Out of the 5 options laid out, I feel it would be best to make it ill-formed.  The source code author's intent is (at best) ambiguous, and the onus should not be placed on the compiler to try to make it work.  The status quo allows for programs to be broken in surprising ways.

I think you might be right.
Especially given making it work add implementation burden for the sake of legacy encodings and there is a somewhat easy fix: nfc normalize your sources. 
Wait, does this apply to u, U, and u8 strings? Users can't have non-NFC-normalized strings?

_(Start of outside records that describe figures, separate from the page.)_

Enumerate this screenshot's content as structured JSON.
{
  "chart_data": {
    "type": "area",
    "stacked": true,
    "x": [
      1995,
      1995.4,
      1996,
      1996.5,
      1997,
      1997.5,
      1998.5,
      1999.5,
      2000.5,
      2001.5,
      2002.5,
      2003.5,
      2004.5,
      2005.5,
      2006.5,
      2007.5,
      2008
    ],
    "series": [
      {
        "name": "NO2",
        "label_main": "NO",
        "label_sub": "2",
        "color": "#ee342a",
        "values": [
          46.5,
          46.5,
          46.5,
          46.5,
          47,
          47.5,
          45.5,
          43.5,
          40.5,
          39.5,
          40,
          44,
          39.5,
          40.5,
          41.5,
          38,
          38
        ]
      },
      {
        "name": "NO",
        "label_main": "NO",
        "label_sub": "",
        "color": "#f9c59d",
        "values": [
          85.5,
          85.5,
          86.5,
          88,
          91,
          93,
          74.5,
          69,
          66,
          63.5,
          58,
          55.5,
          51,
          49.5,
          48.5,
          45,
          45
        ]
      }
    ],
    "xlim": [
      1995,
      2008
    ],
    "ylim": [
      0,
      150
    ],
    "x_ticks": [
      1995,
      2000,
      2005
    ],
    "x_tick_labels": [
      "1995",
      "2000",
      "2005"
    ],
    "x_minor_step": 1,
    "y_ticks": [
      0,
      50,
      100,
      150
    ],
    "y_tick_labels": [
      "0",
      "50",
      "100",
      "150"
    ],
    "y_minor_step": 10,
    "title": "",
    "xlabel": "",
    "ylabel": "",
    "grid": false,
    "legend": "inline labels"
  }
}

Well, that was the original question:
If the source is nfd normalized, and the execution encoding is not a Unicode encoding, what should be done about combining characters?
Okay. I guess I got the answer. For "plain" strings, there is some desire to make some problematic sequences go away. The perceived badness goes away with NFC normalization and users applying a broad NFC normalization upon their Unicode source may suffer loss to the integrity of their Unicode literals.

The proposed ill-formedness is rather dependent on how "characters" in source code are identified though. Given the intent to preserve (no specific) normalization and therefore non-normalization to maintain the integrity of Unicode literals during the phases of translation, by "characters" we do mean (for UTF-8 source) UCS scalar values.

And yes, normalizing the source does not preserve Unicode literals.

Question is, is that a reasonable work around?

As for normalization, I am writing wording to make sure normalization is preserved in phase 1 when applicable.